笑いながら死ねるほどの絶望を抱えるくらいなら、どうして…っ!!
マーシャルのそんな言外の悲しみを理解したから、ハウィスは気付く。
狂わせた。つまり、少女のあの出で立ちは本来在るべき姿ではない。自らの力ではどうにもならなかった道を進んだ故の結果。
そうさせたのがブルーローズの行為……貴族の所有品強奪だとするなら、少女の正体は……。
罪悪の歯車が?み合った瞬間。今度は、ハウィスの心が壊れた。
生きようとしている。立場は違えど、誰もがそれぞれの方法で必死に生きようとしていた。
誰かの邪魔をしたのはハウィスも同じ。ハウィスの行動が、少女を死に追いやった。
ハウィスが。少女を。
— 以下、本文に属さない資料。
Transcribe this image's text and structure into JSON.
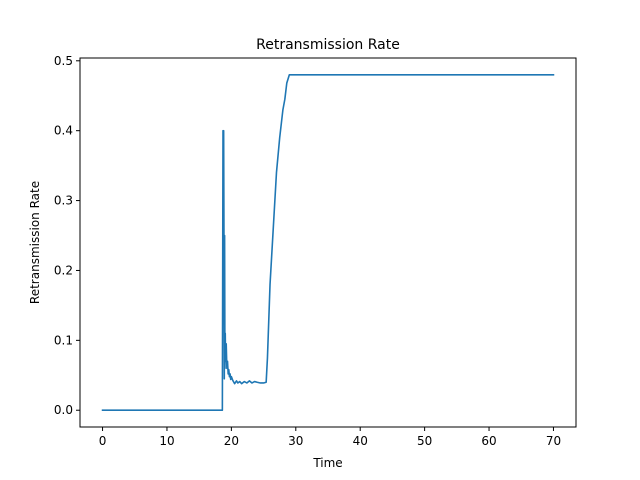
{
  "chart_data": {
    "type": "line",
    "title": "Retransmission Rate",
    "xlabel": "Time",
    "ylabel": "Retransmission Rate",
    "xlim": [
      -3.5,
      73.5
    ],
    "ylim": [
      -0.024,
      0.504
    ],
    "xticks": [
      0,
      10,
      20,
      30,
      40,
      50,
      60,
      70
    ],
    "yticks": [
      0.0,
      0.1,
      0.2,
      0.3,
      0.4,
      0.5
    ],
    "ytick_labels": [
      "0.0",
      "0.1",
      "0.2",
      "0.3",
      "0.4",
      "0.5"
    ],
    "grid": false,
    "legend": "none",
    "series": [
      {
        "color": "#1f77b4",
        "x": [
          0,
          18.6,
          18.7,
          18.75,
          18.8,
          18.85,
          18.9,
          18.95,
          19.0,
          19.05,
          19.1,
          19.2,
          19.3,
          19.4,
          19.5,
          19.6,
          19.7,
          19.8,
          19.9,
          20.0,
          20.2,
          20.5,
          20.8,
          21.0,
          21.3,
          21.6,
          22.0,
          22.4,
          22.8,
          23.2,
          23.6,
          24.0,
          24.5,
          25.0,
          25.4,
          25.6,
          26.0,
          26.5,
          27.0,
          27.5,
          28.0,
          28.3,
          28.6,
          29.0,
          30.0,
          40.0,
          50.0,
          60.0,
          70.0
        ],
        "y": [
          0.0,
          0.0,
          0.4,
          0.3,
          0.4,
          0.25,
          0.045,
          0.25,
          0.06,
          0.11,
          0.07,
          0.095,
          0.06,
          0.07,
          0.052,
          0.058,
          0.048,
          0.052,
          0.044,
          0.048,
          0.043,
          0.038,
          0.042,
          0.039,
          0.041,
          0.038,
          0.041,
          0.039,
          0.042,
          0.039,
          0.041,
          0.04,
          0.039,
          0.039,
          0.04,
          0.075,
          0.18,
          0.26,
          0.34,
          0.39,
          0.43,
          0.445,
          0.468,
          0.48,
          0.48,
          0.48,
          0.48,
          0.48,
          0.48
        ]
      }
    ]
  }
}
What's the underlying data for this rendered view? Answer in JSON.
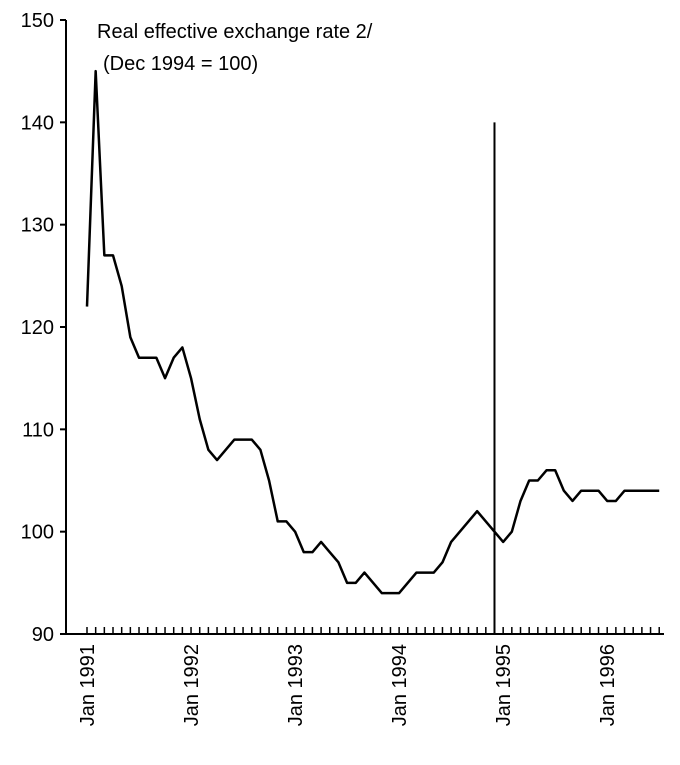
{
  "chart_data": {
    "type": "line",
    "title": "Real effective exchange rate 2/",
    "subtitle": "(Dec 1994 = 100)",
    "categories": [
      "Jan 1991",
      null,
      null,
      null,
      null,
      null,
      null,
      null,
      null,
      null,
      null,
      null,
      "Jan 1992",
      null,
      null,
      null,
      null,
      null,
      null,
      null,
      null,
      null,
      null,
      null,
      "Jan 1993",
      null,
      null,
      null,
      null,
      null,
      null,
      null,
      null,
      null,
      null,
      null,
      "Jan 1994",
      null,
      null,
      null,
      null,
      null,
      null,
      null,
      null,
      null,
      null,
      null,
      "Jan 1995",
      null,
      null,
      null,
      null,
      null,
      null,
      null,
      null,
      null,
      null,
      null,
      "Jan 1996",
      null,
      null,
      null,
      null,
      null,
      null
    ],
    "values": [
      122,
      145,
      127,
      127,
      124,
      119,
      117,
      117,
      117,
      115,
      117,
      118,
      115,
      111,
      108,
      107,
      108,
      109,
      109,
      109,
      108,
      105,
      101,
      101,
      100,
      98,
      98,
      99,
      98,
      97,
      95,
      95,
      96,
      95,
      94,
      94,
      94,
      95,
      96,
      96,
      96,
      97,
      99,
      100,
      101,
      102,
      101,
      100,
      99,
      100,
      103,
      105,
      105,
      106,
      106,
      104,
      103,
      104,
      104,
      104,
      103,
      103,
      104,
      104,
      104,
      104,
      104
    ],
    "color": "#000000",
    "ylim": [
      90,
      150
    ],
    "yticks": [
      90,
      100,
      110,
      120,
      130,
      140,
      150
    ],
    "vertical_line": {
      "at": 47,
      "to": 140
    }
  }
}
殺した。
こんなの、両親と片足の子供を殺した貴族と同じじゃないか。マーシャルの心を壊した男達と同じだ。連中と自分とで、いったい何が違う? 何処が違う?
私は 自分勝手な 「人殺し」だ……っ!!
其処からの記憶は、大半が笑い顔で埋め尽くされている。
首から血を噴き出している少女が笑いながら「お前の所為で私は死んだ。私はお前に殺された」と何度も何度も歌う狂気の中で、ハウィスはひたすら謝り続けていた。謝る以外には何も考えられず、何もできなかった。
しかし。
「……いたい?」
少女の「歌」が突然「言葉」に変わり、熱を持つ指先が柔らかく額に触れた時。ハウィスは驚きのあまり飛び起きかけた。そして、頭の横にちょこんと座る小さな女の子の特徴的な双眸を見て混乱し、困惑し、怯えた。
目の前で絶命した少女が、何故か幼児の姿で、生きて其処に居るのだ。何も感じないほうがおかしい。
音にもならない悲鳴を上げて逃げ出そうと身動ぐハウィスを止めたのは、幼児を抱え上げてにっこりと微笑む女性だった。
「不思議ね。貴女は、アルフィンに好かれてるわ」
アルフィンが初対面の人に自分から手を伸ばしたのは、貴女が初めてよ。私とグレンデルなんて、抱える度に大泣きされてたんだから。羨ましいったらないわ。
ころころと軽い声で笑う女性にも驚き、益々恐慌の色を深めたハウィスだが。
「私はティルティア。この子は私の娘で、アルフィンというの。ねえ。貴女、名前は何ていうの? 生まれは南方領? それとも中央領? 肌が白いし、北方領かしら。あ、でも、北方に住んでたからって肌が白いとは限らないのよね。雪焼け? って言うんだっけ? 寒い地方で陽焼けするなんて意外よねぇ。全然そんな印象は無いのに」
ティルティアはハウィスの様子などお構いなしで、一方的に話し掛けてきた。
目を覚ました日も、次の日も、そのまた次の日も。
身の周りを世話してくれる人は他にも居たのに、何が楽しいのか、殆ど毎日笑顔でハウィスの世話と日常報告の為に現れる。